I think about that moment, that conversation, a lot. Sitting in the living room that is no longer my living room, with the green and blue throw pillows I bought to make the place feel more like home. I held the blue one in my hands as tightly as that raccoon clung to the wall. If you quit, we will be happy. I don’t remember much of the conversation itself, just the feel of my body, which no longer felt like a body, but an unwanted spirit. I remember holding onto the ruffles of the pillow. That stupid pillow. Clinging to it as if it could prop me up. Make me survive. As if it was the only firm thing in a world that was falling apart.

I said “no.” And then, a hard, hard fall.

Raccoons are experts in survival. In the urban environments that are not designed for them, they have thrived ― prowling our parks, denning in the nooks of cityscapes, eating our trash. They have sticky, dexterous paws that are good at turning knobs, opening latches, scaling walls. The mother raccoon often raises her kids alone. She is nocturnal. She is a pest.

Once, when I was staying in an RV in St. Petersburg, Florida, raccoons jumped on the roof, trying to open the air vent. Their big bodies shook the camper. I felt like I was in the garbage version of Alfred Hitchcock’s “The Birds.” I held the air vent closed and called my brother for help. He showed up with his friend and a few BB guns and chased them off. Those furry piles of garbage know how to survive. And not just survive, but thrive.

“Those furry piles of garbage know how to survive. And not just survive, but thrive.”
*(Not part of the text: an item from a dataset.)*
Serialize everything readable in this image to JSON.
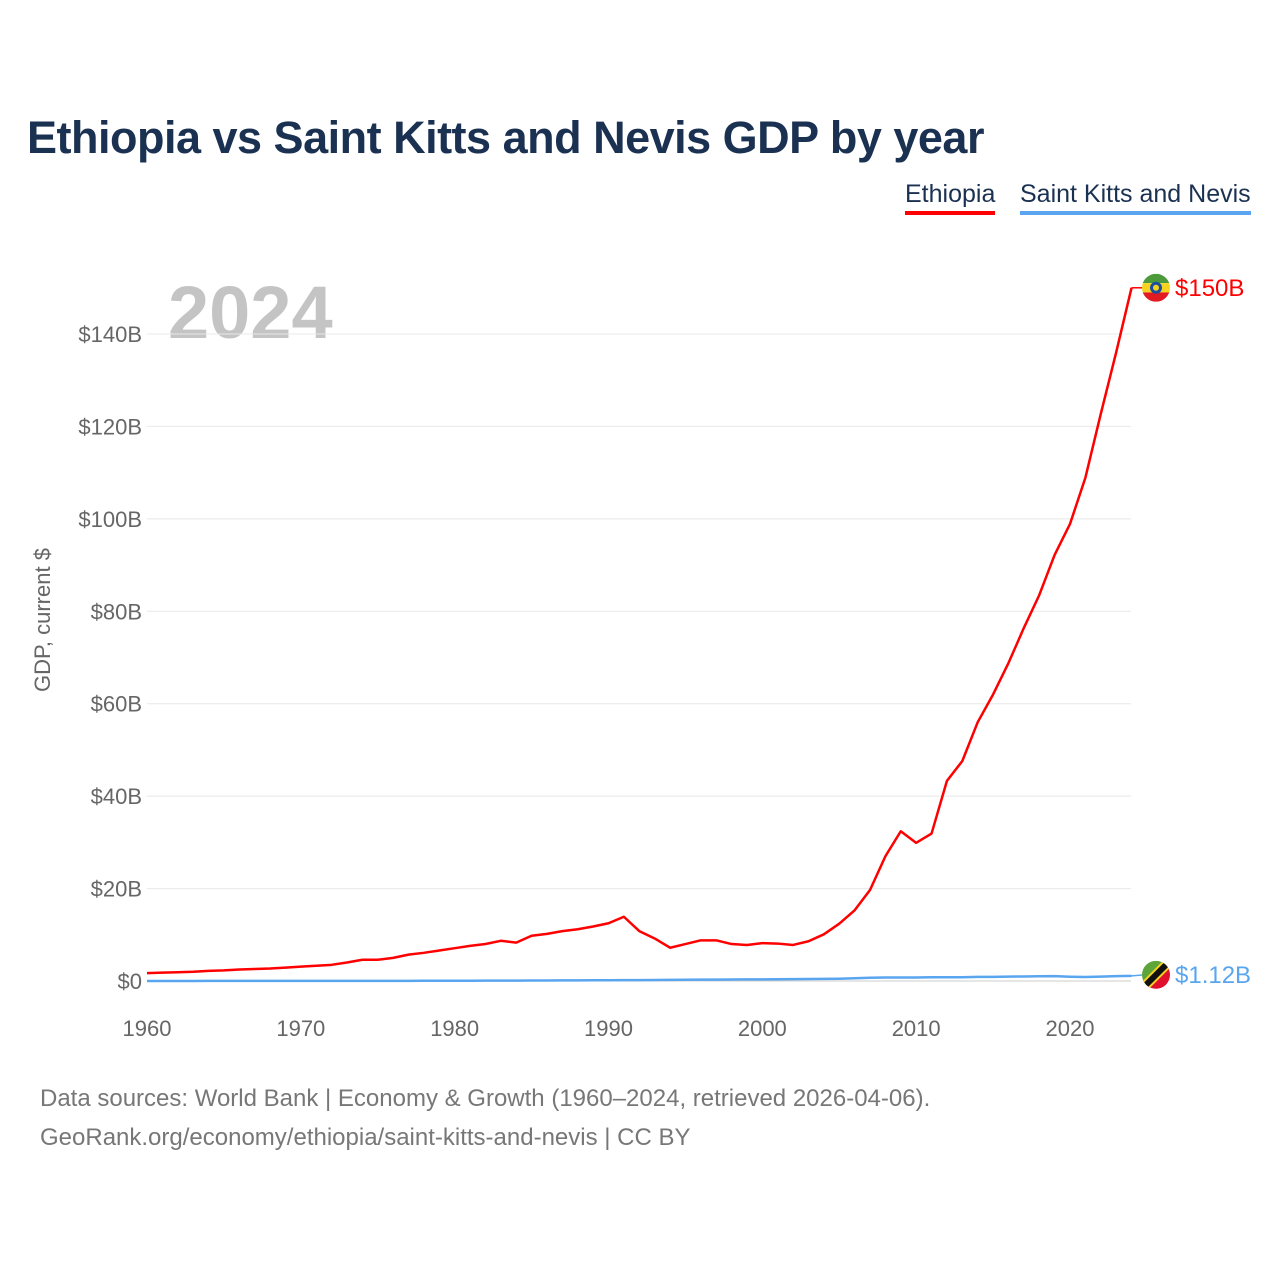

At the height of #MPRRaccoon-mania, Bryan Lueth of the Minnesota Department of Natural Resources speculated about why the raccoon would even decide to climb the building. “If I had to come up with a scenario,” he said, “I would say it was maybe holed up in an alley and it got rousted out of there by something and then ran out onto the sidewalk, and then there’s all these people around. It’s like, ‘Ah!’ The natural instinct is to climb.”

When I look at it now, at the end of 2018, Frost’s picture of the raccoon scaling that building strikes me as the new “hang in there” kitty, except with less treacle and more trash.
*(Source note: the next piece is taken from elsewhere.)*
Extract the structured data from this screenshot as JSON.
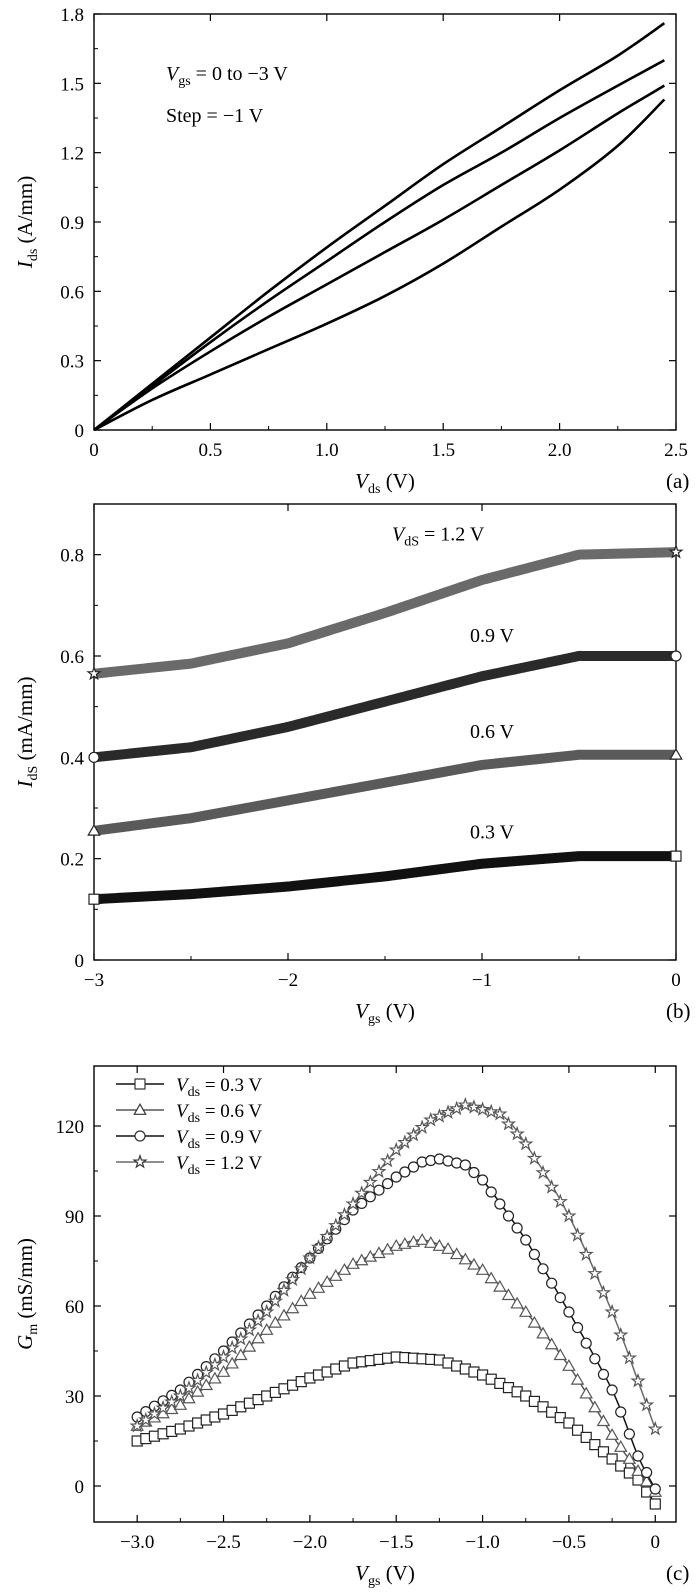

It might be reductive and easy to say what I am about to say. But I think that’s OK in a year when nothing, nothing has come easy. When everything has felt hard. When the bomb threats and the media closures and the layoffs and the murders and the low pay and the cries of “fake news” and “enemy of the people” wear on us and make us wonder why, why are we here? Why did we refuse to quit? We lost everything only to gain this ― this table, this laptop, this cold coffee, in a new place where we barely make rent, on a couch with no throw pillows ― and we are still struggling, still worrying, still climbing.
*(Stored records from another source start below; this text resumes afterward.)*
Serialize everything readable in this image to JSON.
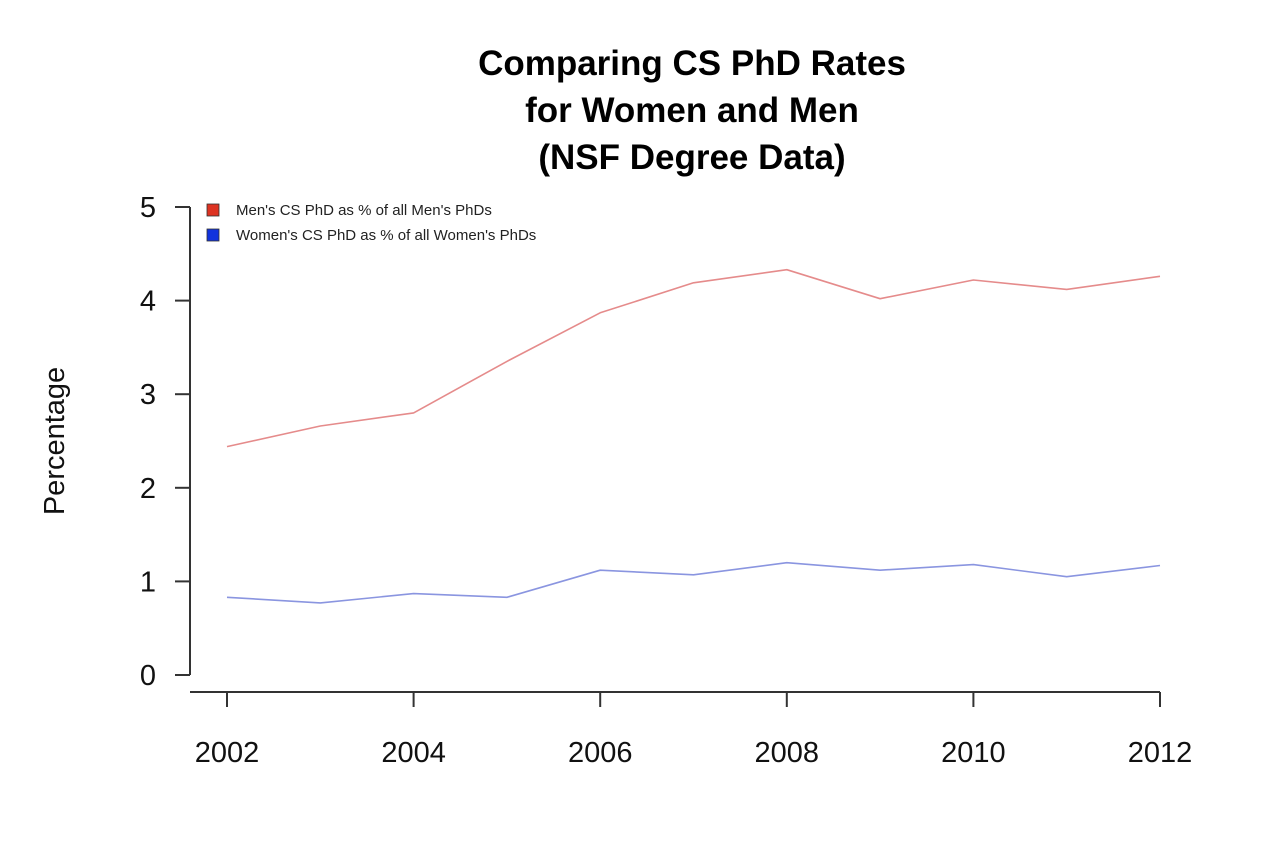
{
  "chart_data": {
    "type": "line",
    "title_lines": [
      "Comparing CS PhD Rates",
      "for Women and Men",
      "(NSF Degree Data)"
    ],
    "xlabel": "",
    "ylabel": "Percentage",
    "x": [
      2002,
      2003,
      2004,
      2005,
      2006,
      2007,
      2008,
      2009,
      2010,
      2011,
      2012
    ],
    "xlim": [
      2002,
      2012
    ],
    "ylim": [
      0,
      5
    ],
    "x_ticks": [
      2002,
      2004,
      2006,
      2008,
      2010,
      2012
    ],
    "y_ticks": [
      0,
      1,
      2,
      3,
      4,
      5
    ],
    "x_tick_labels": [
      "2002",
      "2004",
      "2006",
      "2008",
      "2010",
      "2012"
    ],
    "y_tick_labels": [
      "0",
      "1",
      "2",
      "3",
      "4",
      "5"
    ],
    "grid": false,
    "legend_position": "top-left",
    "series": [
      {
        "name": "Men's CS PhD as % of all Men's PhDs",
        "line_color": "#e58b8b",
        "legend_color": "#dd3322",
        "values": [
          2.44,
          2.66,
          2.8,
          3.35,
          3.87,
          4.19,
          4.33,
          4.02,
          4.22,
          4.12,
          4.26
        ]
      },
      {
        "name": "Women's CS PhD as % of all Women's PhDs",
        "line_color": "#8a95e0",
        "legend_color": "#1133dd",
        "values": [
          0.83,
          0.77,
          0.87,
          0.83,
          1.12,
          1.07,
          1.2,
          1.12,
          1.18,
          1.05,
          1.17
        ]
      }
    ]
  }
}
But if I had to come up with a scenario for how we got here, I would say this: that in threat and in peril, the natural instinct is to rise. And so, we climb.

Lyz Lenz is a contributing writer to the Columbia Journalism Review and the author of God Land: A Story of Faith, Loss, and Renewal in Middle America.

CORRECTION: A previous version of this article said the raccoon climbed a building in Minneapolis. The building is in Saint Paul.